Carly started the list of cues with her own: keeping her independent reading book on her nightstand by her bed, or—brilliantly—under her pillow if it’s something she’s struggling with and needs an uncomfortable reminder.
Together we built this list of cues:
- book on nightstand
- book on pillow
- book anywhere I can see it
- set an alarm on my phone to remind myself
- put my backpack in my room
- just keep thinking about what I want to know next
- put after-school snack and book on my bedside
Students jotted down in a place of their choice the cues they would try. I admitted that my cue would involve hot chocolate and a couch away from my messy kitchen.
Though all students would have a standardized routine for February, we would gradually release them back to their own routines—choosing their days, times, and ways of tracking their reading.
We moved next to a list of rewards, a very adolescent mix of earnest (“finishing my book, and that in itself is a treat!”) and blunt (“earning time on my iPhone”). Carly and I decided that our rewards would be posting our progress on Goodreads, because it was satisfying and because that’s how we could share our recommendations with other readers.
A Month of New Habits: Permission to Read
During the month of February, we once again continued about our normal routines, but many of our small-group and individual conferences were framed within the context of habit.
In one conversation, Stacey mentioned something that showed us we needed to stay the course: ”I have been really busy with dance and science fair, so I haven’t been able to read as much as I’d like to, but now that science fair is done, I will hopefully be able to read more.”
The most challenging and eye-opening conversations were with my high-achieving students, who had become hyper-focused on their grades and projects and who felt that their independent reading—which most of them loved—was an indulgence they couldn’t afford.
Toward the end of the month, Bella told me in our conference, “I think I am reading better than before the study on habits because I am more conscientious about how I’m reading and the rewards/cues. My reward is having the satisfaction of knowing that I completed the reading assignment.”
Bella, an avid reader who had a new edgy YA book from the library every week and gleefully passed it on to her circle of friends, had left me a lot of room for thought about motivating passionate but thinly spread learners. Did they feel like they needed permission—for them, in the form of a mandate—to make reading a priority?
One of her friends, Allison, reflected, “I admit it: before this, I hadn’t read as much as I used to. I suppose (going forward) my cue could be that I’ve finished homework and/or have a lot of free time! My routine is to look at a clock, then read, read, read! I end up reading way longer than 20 minutes. My reward? I don’t really have one—I just like reading! I’m glad we started this because I’ve gotten back into reading. A lot!”
In our month of laser focus on reading habits, Carly, our readers, and I found that
- goals and action steps are great, but the real transformative power comes from turning bad habits into good ones, and strengthening good ones;
- our tenets of reading engagement and independent reading were still important with our young adolescent readers, maybe more so than ever;
- students read for all kinds of reasons;
- the habit focus had more students reading significantly more—more than the minimum we’d set—that month;
- a select group of high-achieving students benefited from a “mandate” to read;
- . . . but for most students, the richest reading is intrinsically motivated.

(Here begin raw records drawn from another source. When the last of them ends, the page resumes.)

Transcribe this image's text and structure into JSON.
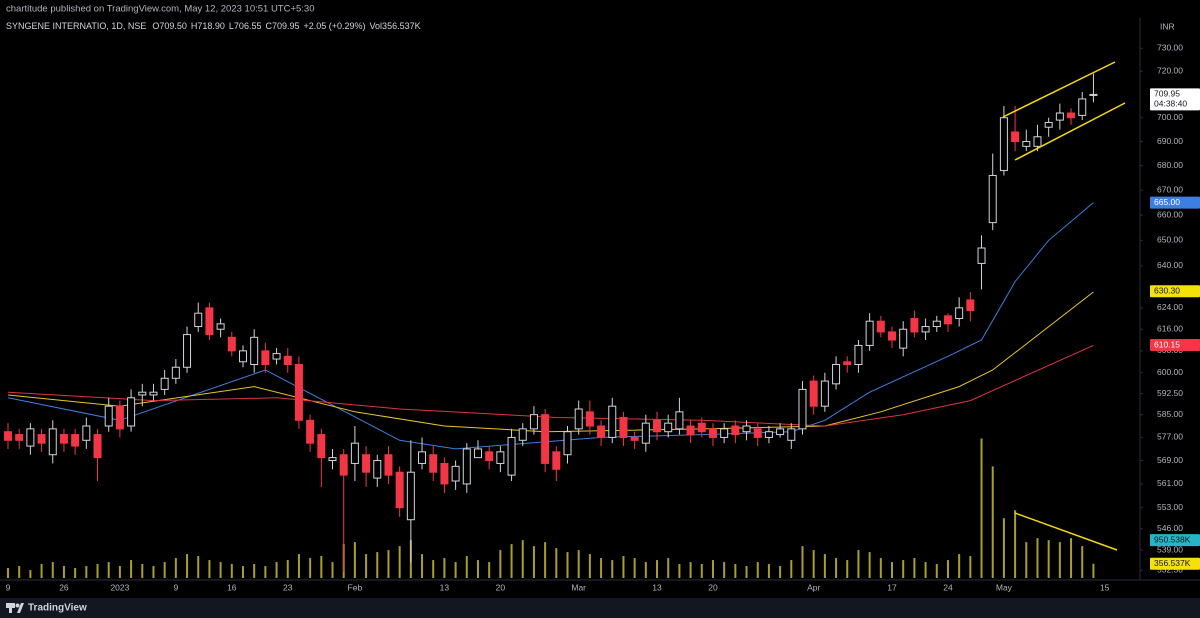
{
  "header": "chartitude published on TradingView.com, May 12, 2023 10:51 UTC+5:30",
  "footer": "TradingView",
  "chart_data": {
    "type": "candlestick",
    "symbol": "SYNGENE INTERNATIO, 1D, NSE",
    "ohlc_legend": [
      "O709.50",
      "H718.90",
      "L706.55",
      "C709.95",
      "+2.05 (+0.29%)",
      "Vol356.537K"
    ],
    "currency": "INR",
    "categories": [
      "9",
      null,
      null,
      null,
      null,
      "26",
      null,
      null,
      null,
      null,
      "2023",
      null,
      null,
      null,
      null,
      "9",
      null,
      null,
      null,
      null,
      "16",
      null,
      null,
      null,
      null,
      "23",
      null,
      null,
      null,
      null,
      null,
      "Feb",
      null,
      null,
      null,
      null,
      null,
      null,
      null,
      "13",
      null,
      null,
      null,
      null,
      "20",
      null,
      null,
      null,
      null,
      null,
      null,
      "Mar",
      null,
      null,
      null,
      null,
      null,
      null,
      "13",
      null,
      null,
      null,
      null,
      "20",
      null,
      null,
      null,
      null,
      null,
      null,
      null,
      null,
      "Apr",
      null,
      null,
      null,
      null,
      null,
      null,
      "17",
      null,
      null,
      null,
      null,
      "24",
      null,
      null,
      null,
      null,
      "May",
      null,
      null,
      null,
      null,
      null,
      null,
      null,
      null,
      "15"
    ],
    "open": [
      579,
      578,
      574,
      578,
      571,
      578,
      578,
      576,
      578,
      581,
      588,
      581,
      592,
      592,
      594,
      598,
      602,
      617,
      624,
      616,
      613,
      604,
      603,
      608,
      605,
      606,
      603,
      583,
      578,
      569,
      571,
      568,
      571,
      563,
      571,
      565,
      549,
      568,
      571,
      568,
      562,
      561,
      570,
      572,
      568,
      564,
      576,
      580,
      585,
      572,
      571,
      580,
      586,
      581,
      577,
      584,
      577,
      575,
      583,
      579,
      580,
      581,
      582,
      580,
      577,
      581,
      579,
      580,
      577,
      578,
      576,
      580,
      597,
      588,
      596,
      604,
      603,
      610,
      619,
      615,
      609,
      620,
      615,
      617,
      621,
      620,
      627,
      641,
      657,
      678,
      694,
      688,
      688,
      696,
      699,
      702,
      701,
      709.5,
      null
    ],
    "high": [
      582,
      580,
      582,
      580,
      583,
      580,
      580,
      584,
      580,
      591,
      590,
      594,
      596,
      596,
      601,
      605,
      617,
      626,
      626,
      620,
      615,
      610,
      616,
      611,
      609,
      609,
      606,
      585,
      580,
      573,
      573,
      581,
      574,
      571,
      574,
      567,
      576,
      577,
      574,
      570,
      569,
      575,
      576,
      574,
      574,
      580,
      582,
      588,
      587,
      574,
      581,
      590,
      590,
      583,
      591,
      586,
      579,
      585,
      586,
      585,
      591,
      583,
      584,
      582,
      582,
      583,
      583,
      582,
      581,
      582,
      582,
      597,
      599,
      600,
      606,
      606,
      612,
      622,
      621,
      617,
      619,
      623,
      620,
      621,
      622,
      628,
      630,
      652,
      685,
      705,
      705,
      695,
      697,
      700,
      706,
      704,
      711,
      718.9,
      null
    ],
    "low": [
      573,
      573,
      571,
      572,
      568,
      572,
      571,
      573,
      562,
      579,
      577,
      579,
      588,
      590,
      592,
      596,
      600,
      615,
      612,
      613,
      606,
      602,
      600,
      600,
      603,
      600,
      580,
      572,
      560,
      566,
      532,
      562,
      560,
      560,
      561,
      550,
      535,
      566,
      562,
      558,
      559,
      558,
      570,
      566,
      565,
      562,
      574,
      578,
      565,
      562,
      568,
      578,
      578,
      574,
      575,
      574,
      573,
      572,
      576,
      577,
      578,
      575,
      577,
      574,
      575,
      575,
      576,
      574,
      575,
      577,
      573,
      578,
      585,
      586,
      594,
      600,
      600,
      608,
      613,
      609,
      606,
      613,
      612,
      615,
      615,
      617,
      619,
      631,
      654,
      676,
      686,
      686,
      686,
      692,
      695,
      697,
      699,
      706.55,
      null
    ],
    "close": [
      576,
      576,
      580,
      575,
      580,
      575,
      574,
      581,
      570,
      588,
      580,
      591,
      593,
      593,
      598,
      602,
      614,
      622,
      614,
      618,
      608,
      608,
      613,
      603,
      607,
      603,
      583,
      575,
      570,
      570,
      564,
      575,
      565,
      569,
      564,
      553,
      565,
      572,
      565,
      561,
      567,
      573,
      573,
      569,
      572,
      577,
      580,
      585,
      568,
      566,
      579,
      587,
      581,
      577,
      588,
      577,
      576,
      582,
      579,
      582,
      586,
      578,
      579,
      577,
      580,
      578,
      581,
      577,
      579,
      580,
      580,
      594,
      588,
      597,
      603,
      603,
      610,
      619,
      615,
      612,
      616,
      615,
      617,
      619,
      618,
      624,
      623,
      647,
      676,
      700,
      690,
      690,
      692,
      698,
      702,
      700,
      708,
      709.95,
      null
    ],
    "up_color": "#d1d4dc",
    "down_color": "#f23645",
    "volume": [
      250,
      300,
      200,
      350,
      400,
      300,
      250,
      300,
      350,
      400,
      300,
      450,
      350,
      300,
      400,
      500,
      600,
      550,
      450,
      400,
      350,
      300,
      350,
      300,
      400,
      450,
      600,
      500,
      550,
      400,
      850,
      900,
      600,
      650,
      700,
      800,
      950,
      600,
      450,
      500,
      400,
      550,
      450,
      400,
      700,
      850,
      950,
      800,
      900,
      750,
      650,
      700,
      600,
      500,
      450,
      550,
      500,
      400,
      450,
      500,
      350,
      400,
      350,
      450,
      400,
      350,
      300,
      400,
      350,
      300,
      450,
      800,
      700,
      600,
      500,
      450,
      700,
      650,
      500,
      400,
      450,
      500,
      400,
      350,
      450,
      600,
      550,
      3500,
      2800,
      1500,
      1700,
      900,
      1000,
      950,
      900,
      1000,
      800,
      356.537,
      null
    ],
    "volume_color": "#a89f2c",
    "volume_lim": [
      0,
      14000
    ],
    "series": [
      {
        "color": "#3d7fe0",
        "x": [
          0,
          10,
          23,
          35,
          40,
          53,
          62,
          70,
          73,
          77,
          84,
          87,
          90,
          93,
          97
        ],
        "values": [
          591,
          583,
          601,
          576,
          573,
          577,
          578,
          579,
          583,
          593,
          606,
          612,
          634,
          650,
          665
        ]
      },
      {
        "color": "#e8c624",
        "x": [
          0,
          10,
          22,
          31,
          39,
          48,
          62,
          73,
          78,
          85,
          88,
          97
        ],
        "values": [
          592,
          588,
          595,
          586,
          581,
          579,
          580,
          581,
          586,
          595,
          601,
          630
        ]
      },
      {
        "color": "#e0343e",
        "x": [
          0,
          13,
          24,
          35,
          49,
          62,
          73,
          80,
          86,
          97
        ],
        "values": [
          593,
          590,
          591,
          587,
          584,
          583,
          581,
          585,
          590,
          610
        ]
      }
    ],
    "ylim": [
      530,
      742.6
    ],
    "log_scale": true,
    "grid": false,
    "yticks": [
      {
        "value": 730,
        "label": "730.00"
      },
      {
        "value": 720,
        "label": "720.00"
      },
      {
        "value": 700,
        "label": "700.00"
      },
      {
        "value": 690,
        "label": "690.00"
      },
      {
        "value": 680,
        "label": "680.00"
      },
      {
        "value": 670,
        "label": "670.00"
      },
      {
        "value": 660,
        "label": "660.00"
      },
      {
        "value": 650,
        "label": "650.00"
      },
      {
        "value": 640,
        "label": "640.00"
      },
      {
        "value": 624,
        "label": "624.00"
      },
      {
        "value": 616,
        "label": "616.00"
      },
      {
        "value": 608,
        "label": "608.00"
      },
      {
        "value": 600,
        "label": "600.00"
      },
      {
        "value": 592.5,
        "label": "592.50"
      },
      {
        "value": 585,
        "label": "585.00"
      },
      {
        "value": 577,
        "label": "577.00"
      },
      {
        "value": 569,
        "label": "569.00"
      },
      {
        "value": 561,
        "label": "561.00"
      },
      {
        "value": 553,
        "label": "553.00"
      },
      {
        "value": 546,
        "label": "546.00"
      },
      {
        "value": 539,
        "label": "539.00"
      },
      {
        "value": 532.5,
        "label": "532.50"
      }
    ],
    "badges": [
      {
        "value": 709.95,
        "label": "709.95",
        "countdown": "04:38:40",
        "axis": "y",
        "color": "#ffffff",
        "text_color": "#131722"
      },
      {
        "value": 665,
        "label": "665.00",
        "axis": "y",
        "color": "#3d7fe0",
        "text_color": "#ffffff"
      },
      {
        "value": 630.3,
        "label": "630.30",
        "axis": "y",
        "color": "#f5e10a",
        "text_color": "#131722"
      },
      {
        "value": 610.15,
        "label": "610.15",
        "axis": "y",
        "color": "#f23645",
        "text_color": "#ffffff"
      },
      {
        "value": 950.538,
        "label": "950.538K",
        "axis": "volume",
        "color": "#26b5c4",
        "text_color": "#131722"
      },
      {
        "value": 356.537,
        "label": "356.537K",
        "axis": "volume",
        "color": "#f5e10a",
        "text_color": "#131722"
      }
    ]
  }
}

When it comes to my own habits, I still have a lot of room for growth. At the end of the school year, I still had not kicked my chocolate chip cookie habit—admittedly, I didn’t try very hard; those things are amazing—but, like my students, I’d become more intentional about my reading time. With the right cues and rewards, I’m learning to let go of the laundry, take a little longer to respond to my emails, and give myself permission to indulge my reading habit.